18.あとの祭り
枯れた桜の前に残されたのは、仮装した三人と、刑事と罪人だった。
「石川、お前は俺と来てもらうからな?」
公平の言葉に、石川は口をつぐんだ。
そのやり取りを見ながら、貴仁は面白そうに口を開いた。
「そいつが作った呪符にお前の名前を見た時、マジ驚いたよ」
その貴仁の言葉に、祐理が被せる。
「私は最初に会った時に気づいてたけどね」
公平の動きが一瞬止まる。
「はい?」
最初とは東京駅で会ったあの時だろうか。あのセーラー服の女子は、やはりそうだったのだと頷く。
「あの人、鵺を私と間違えて声かけたんだよ〜危なかったわぁ」
公平はとっさに振り返る。
「その時から鵺とか、この流れわかっていたのか?」
祐理は、まさか、という顔をした。
「いいえ、ただ、妖がいるなぁと思っただけ」
公平は口ごもる。もしかしたら、鵺は自分を殺しに来ていたのかもしれなかった。危ないとは、そっちの意味だったとは。まぁ、本当のことを言われても、あの時の自分は信じられなかったが。
「中原一樹の父は、石川議員の政敵。後藤明の父は医師会の会長で、石川議員の政治献金の証人に立とうとしていた。つまり、君の父の邪魔になる人間の息子だった」
これらは、調査部に依頼した調査結果だ。で、なんで自分が?と公平は思う。自分はとうに捜査から外され、左遷された男だ。
「正義感が強くて、引かない男だから。諦めずに狙ってくると思ってんでしょ?で、菅原公平をリストに加えた」
公平の思いを察し、祐理が呟く。
「お前、妖怪を騙すなんて恐ろしい奴だな。おおよそ、鵺の力を得て、この国にひと泡吹かせようとしたのだろうけど」
貴仁は呆れた顔で、石川を上から見下した。妖よりよっほど醜悪な男だ。鵺に絞め殺されれば良かったのに、と心の中で呟いた。

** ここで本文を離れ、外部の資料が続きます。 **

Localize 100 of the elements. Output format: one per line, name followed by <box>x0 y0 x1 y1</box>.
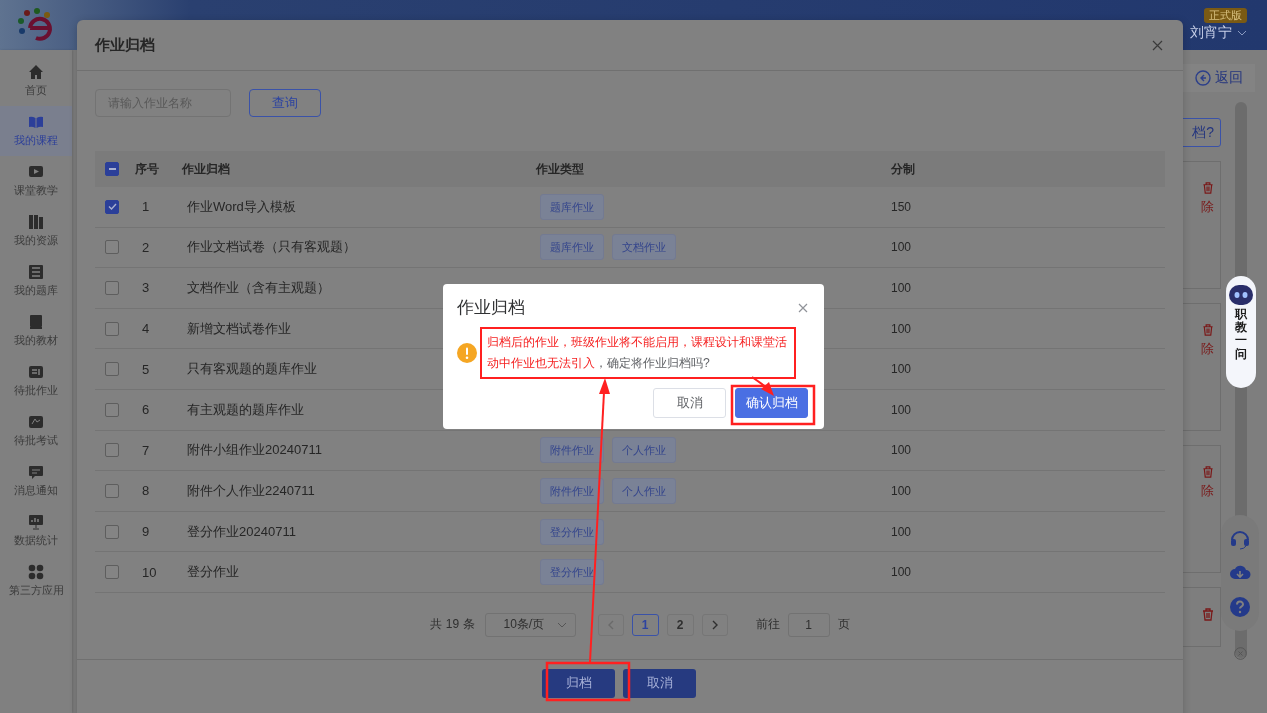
dialog-button[interactable]: 取消 <box>653 388 726 418</box>
sidebar-item[interactable]: 课堂教学 <box>0 156 72 206</box>
table-cell-text: 只有客观题的题库作业 <box>186 360 317 379</box>
table-cell-text: 5 <box>141 361 150 377</box>
table-cell-text: 100 <box>890 240 912 255</box>
delete-button[interactable]: 除 <box>1201 324 1214 358</box>
textbook-icon <box>28 314 44 330</box>
row-checkbox[interactable] <box>105 524 119 539</box>
play-icon <box>28 164 44 180</box>
column-header: 作业归档 <box>181 160 231 178</box>
clipboard-icon <box>28 364 44 380</box>
table-cell-text: 8 <box>141 483 150 499</box>
type-tag: 登分作业 <box>540 518 604 545</box>
back-button[interactable]: 返回 <box>1183 64 1255 92</box>
row-checkbox[interactable] <box>105 321 119 336</box>
chevron-right-icon <box>711 619 718 630</box>
row-checkbox[interactable] <box>105 402 119 417</box>
trash-icon[interactable] <box>1202 608 1214 621</box>
table-cell-text: 100 <box>890 443 912 458</box>
footer-button[interactable]: 归档 <box>542 668 615 698</box>
table-cell-text: 2 <box>141 239 150 255</box>
table-cell-text: 有主观题的题库作业 <box>186 400 304 419</box>
type-tag: 附件作业 <box>540 477 604 504</box>
sidebar-item[interactable]: 消息通知 <box>0 456 72 506</box>
table-cell-text: 100 <box>890 281 912 295</box>
table-cell-text: 附件个人作业2240711 <box>186 481 315 500</box>
sidebar-item[interactable]: 我的题库 <box>0 256 72 306</box>
query-button[interactable]: 查询 <box>249 89 321 117</box>
table-cell-text: 100 <box>890 321 912 336</box>
type-tag: 题库作业 <box>540 193 604 220</box>
table-cell-text: 150 <box>890 199 912 214</box>
assistant-widget[interactable]: 职教一问 <box>1226 276 1256 388</box>
caret-icon <box>1237 30 1247 36</box>
next-page-button[interactable] <box>701 613 728 636</box>
page-input[interactable]: 1 <box>787 612 830 637</box>
dialog-title: 作业归档 <box>457 297 525 319</box>
row-checkbox[interactable] <box>105 362 119 377</box>
total-count: 共 19 条 <box>430 616 475 634</box>
dialog-button[interactable]: 确认归档 <box>735 388 808 418</box>
table-cell-text: 100 <box>890 565 912 580</box>
row-checkbox[interactable] <box>105 240 119 255</box>
select-all-checkbox[interactable] <box>105 162 119 176</box>
check-icon <box>107 203 117 211</box>
sidebar-item[interactable]: 我的教材 <box>0 306 72 356</box>
user-menu[interactable]: 刘宵宁 <box>1190 24 1247 42</box>
close-icon[interactable] <box>1234 647 1247 660</box>
presentation-icon <box>28 514 44 530</box>
caret-icon <box>556 621 567 628</box>
dialog-title: 作业归档 <box>95 35 155 55</box>
row-checkbox[interactable] <box>105 281 119 295</box>
type-tag: 文档作业 <box>612 234 676 261</box>
book-icon <box>28 114 44 130</box>
row-checkbox[interactable] <box>105 565 119 580</box>
close-icon[interactable] <box>1152 39 1163 51</box>
sidebar-item[interactable]: 我的资源 <box>0 206 72 256</box>
sidebar-item[interactable]: 我的课程 <box>0 106 72 156</box>
footer-button[interactable]: 取消 <box>623 668 696 698</box>
robot-icon <box>1228 282 1254 306</box>
table-cell-text: 作业Word导入模板 <box>186 197 296 216</box>
trash-icon <box>1201 324 1214 336</box>
delete-button[interactable]: 除 <box>1201 466 1214 500</box>
page-size-select[interactable]: 10条/页 <box>484 612 576 637</box>
table-cell-text: 1 <box>141 199 150 215</box>
version-badge: 正式版 <box>1204 8 1247 23</box>
type-tag: 附件作业 <box>540 437 604 464</box>
sidebar-item[interactable]: 首页 <box>0 56 72 106</box>
row-checkbox[interactable] <box>105 483 119 498</box>
row-checkbox[interactable] <box>105 199 119 214</box>
trash-icon <box>1201 466 1214 478</box>
table-cell-text: 新增文档试卷作业 <box>186 319 291 338</box>
trash-icon <box>1201 182 1214 194</box>
page-button[interactable]: 1 <box>631 613 659 636</box>
table-cell-text: 100 <box>890 402 912 417</box>
table-cell-text: 登分作业20240711 <box>186 522 296 541</box>
table-cell-text: 100 <box>890 483 912 498</box>
table-cell-text: 9 <box>141 524 150 540</box>
close-icon[interactable] <box>798 302 808 313</box>
list-icon <box>28 264 44 280</box>
goto-label: 前往 <box>755 616 780 634</box>
delete-button[interactable]: 除 <box>1201 182 1214 216</box>
table-cell-text: 3 <box>141 280 150 296</box>
grid-icon <box>28 564 44 580</box>
table-cell-text: 6 <box>141 402 150 418</box>
sidebar-item[interactable]: 数据统计 <box>0 506 72 556</box>
sidebar-item[interactable]: 待批考试 <box>0 406 72 456</box>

「何だよ!僕は何もしてない!証拠あるのかよ!裁判で認められる証拠が!呪いで裁判できるのかよ!それに、オヤジならお前らをどうとでもできるんだかな!」
石川は嘲笑った。万が一、明るみになっても訴追されないように考えて動いてきた。抜かりはない。
ビシッ!
祐理は扇を石川に思い切り投げつけた。それは石川の顔面を直撃した。
「何もしてないだと!あんたがこの桜の木を利用しなければ、亡くならなかった人がいる。罪を犯さず、傷つかなかった人がいる!」
祐理は身を乗り出す。
「証拠なんて、公平が必ず揃えるわ!あんたの親父だって、公平は諦めない!それに、私達だって、アンタ達を許さないんだから!!」
貴仁とハクも冷ややかな視線を送りながら、大きく頷いた。公平は軽くため息をつと、静かに口を開く。
「石川、俺は事実と証拠を必ず揃えて、罪を償わせるからな?」
その凛とした姿に、石川は畏れを抱いた。
「何なんだよ!お前ら!」
焦った石川の言葉に、公平以外の3人は声を揃えて言った。